A useful waste: Promoting nutrition through food waste

The growth of food waste has attracted significant global interest. Estimates vary, but about one-third of all global food produced for human consumption is lost or wasted, amounting to roughly 1.3 billion tons of food every year. Approximately 14% of food produced worldwide is lost during post-harvest and pre-retail stages, and an estimated 17% of total food production is wasted, at a value of $400 billion per year. Of this, 11% occurs at the household level, 5% in the food service sector, and 2% in retail. Indeed, enough food is wasted globally per year to provide 2,100 kcal/day for an extra 2 billion people.

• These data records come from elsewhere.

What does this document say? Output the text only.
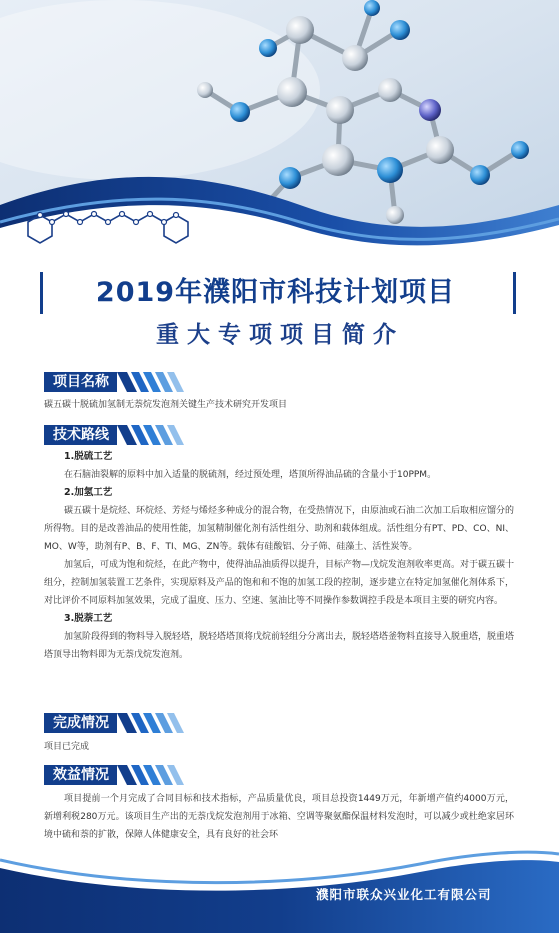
2019年濮阳市科技计划项目
重大专项项目简介
项目名称
碳五碳十脱硫加氢制无萘烷发泡剂关键生产技术研究开发项目
技术路线
1.脱硫工艺
在石脑油裂解的原料中加入适量的脱硫剂，经过预处理，塔顶所得油品硫的含量小于10PPM。
2.加氢工艺
碳五碳十是烷烃、环烷烃、芳烃与烯烃多种成分的混合物，在受热情况下，由原油或石油二次加工后取相应馏分的所得物。目的是改善油品的使用性能，加氢精制催化剂有活性组分、助剂和载体组成。活性组分有PT、PD、CO、NI、MO、W等，助剂有P、B、F、TI、MG、ZN等。载体有硅酸铝、分子筛、硅藻土、活性炭等。
加氢后，可成为饱和烷烃，在此产物中，使得油品油质得以提升，目标产物—戊烷发泡剂收率更高。对于碳五碳十组分，控制加氢装置工艺条件，实现原料及产品的饱和和不饱的加氢工段的控制，逐步建立在特定加氢催化剂体系下，对比评价不同原料加氢效果，完成了温度、压力、空速、氢油比等不同操作参数调控手段是本项目主要的研究内容。
3.脱萘工艺
加氢阶段得到的物料导入脱轻塔，脱轻塔塔顶将戊烷前轻组分分离出去，脱轻塔塔釜物料直接导入脱重塔，脱重塔塔顶导出物料即为无萘戊烷发泡剂。
完成情况
项目已完成
效益情况
项目提前一个月完成了合同目标和技术指标，产品质量优良，项目总投资1449万元，年新增产值约4000万元，新增利税280万元。该项目生产出的无萘戊烷发泡剂用于冰箱、空调等聚氨酯保温材料发泡时，可以减少或杜绝家居环境中硫和萘的扩散，保障人体健康安全，具有良好的社会环
濮阳市联众兴业化工有限公司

Food waste and nutrition insecurity are two interconnected issues with a significant impact on global food systems. While food waste results in the loss of valuable resources and contributes to environmental issues, it also has implications for food and nutrition security. This is particularly true for fruits and vegetables, often discarded due to cosmetic imperfections or overproduction, with a concurrent loss of essential vitamins and minerals. For example, the DELTA  Model® identified that for nutrients like cysteine, phosphorous, tryptophan, thiamin, and methionine, nutrient loss and waste is greater than 50% of the recommended daily intake value.

A New Zealand case study

In New Zealand, food waste and micronutrient deficiencies are topical issues and the focus of a current effort by the Office of the Prime Minister’s Chief Science Advisor. Kiwis throw away over 157,000 tons of food annually, equivalent to 271 jumbo jets full of food waste. Meanwhile micronutrient deficiencies are widespread, with inadequate intakes of several nutrients, including vitamin D, iodine, and iron. Thus, New Zealand faces the dual challenge of tackling micronutrient deficiencies and implementing effective food waste management practices; the improvement in one having the potential to mitigate the other .

An example of potential

Pomace (fruit residue) is a byproduct of fruit and wine processing, such as grapes, apples, and olives, that consists of skin, seeds, and pulp of the fruits. In New Zealand, apple and grape pomace are major waste streams, often used for livestock feed or sent to landfill. However, these commodities are a rich source of valuable nutrients, dietary fibre, antioxidants, polyphenols, and other beneficial compounds. Both apple and grape pomace can be used to create added-value products, such as dietary supplements.

Many potentially valuable waste streams exist, and while limitations such as nutrient content variability, availability, and food safety must be overcome, the opportunity for valorising food waste from a nutrition perspective is clear. Policy options on innovation, awareness, and agriculture for the use of byproducts could potentially reduce waste and increase food security.